Years ago I attended a Christian Leadership Alliance (CLA) conference and heard a keynote speaker who has changed my life in significant ways. The speaker’s name was Michael Hyatt, and at the time he was CEO of Thomas Nelson Publishing, one of the leading Christian book publishing houses in the nation.
I remember being inspired by his talk at CLA, but years later, I can’t tell you what it was about. However, I appreciated the insight enough that I began to follow Hyatt on Twitter, subscribed to his blog, and started listening to his podcasts.
Over the last few years I’ve gained so much insight from Hyatt and those he’s interviewed. One thing that stuck with me is something he shared in a podcast when he spoke about leadership. In that discussion he talked about failure. Hyatt told a story about how at Thomas Nelson, he led the organization during a time when they had major challenges. Committed to personal development, Hyatt hired a personal coach. They were talking one day about a major failure in the organization’s sales operation. When discussing the organization’s failure to grow, his coach asked, What is it about your leadership that allowed this to happen?

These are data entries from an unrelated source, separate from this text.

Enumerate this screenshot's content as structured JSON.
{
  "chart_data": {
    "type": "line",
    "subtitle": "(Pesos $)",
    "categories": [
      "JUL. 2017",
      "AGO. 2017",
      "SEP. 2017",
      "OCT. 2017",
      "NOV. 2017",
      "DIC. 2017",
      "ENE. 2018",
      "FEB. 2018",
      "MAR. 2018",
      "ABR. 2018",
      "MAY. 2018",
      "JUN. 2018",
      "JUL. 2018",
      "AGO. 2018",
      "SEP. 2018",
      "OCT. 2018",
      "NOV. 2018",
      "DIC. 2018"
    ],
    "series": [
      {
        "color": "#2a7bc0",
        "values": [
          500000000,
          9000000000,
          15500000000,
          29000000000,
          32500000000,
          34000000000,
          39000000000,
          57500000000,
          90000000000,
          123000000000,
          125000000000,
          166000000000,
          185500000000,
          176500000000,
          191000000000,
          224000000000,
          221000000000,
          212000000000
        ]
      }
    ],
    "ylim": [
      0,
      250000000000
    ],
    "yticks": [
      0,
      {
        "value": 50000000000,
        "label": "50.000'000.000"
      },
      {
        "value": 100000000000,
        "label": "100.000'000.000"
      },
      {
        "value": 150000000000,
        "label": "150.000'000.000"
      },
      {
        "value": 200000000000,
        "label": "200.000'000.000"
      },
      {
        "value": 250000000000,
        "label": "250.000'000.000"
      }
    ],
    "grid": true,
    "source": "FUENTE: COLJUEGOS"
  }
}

Hyatt argued with his coach that he wasn’t personally at fault here — it was his sales director who hadn’t achieved the established sales goals, and that’s why revenue was down. But each time he’d offer a qualified excuse like this, his coach would ask once more, Ok, so if that’s the case, what was it about your leadership that created the situation that let this happen?
Eventually, Hyatt got the point. He, as the leader, is accountable for his organization. For the successes, and the failures of his people. Therefore, when things go wrong, instead of looking for a scapegoat or someone to pin blame on, he needed to ask, What is it about my leadership that allowed this to happen?
This one question has stuck with me for years. Some days it challenges and inspires me. It drives me to be a better person. A better leader. A better husband and father. And other days, it haunts and confronts me. When something goes terribly wrong — when there’s a big failure — and I begin to look for someone to blame, that quiet voice in the back of my mind whispers, What was it about your leadership that allowed this to happen?
This question is clarifying, it’s challenging, and if you listen to it, it can focus you in the direction you need to go to actually solve a problem and get things back on track. It’s a question I ask myself daily, and I encourage you to make it a key question you ask yourself too.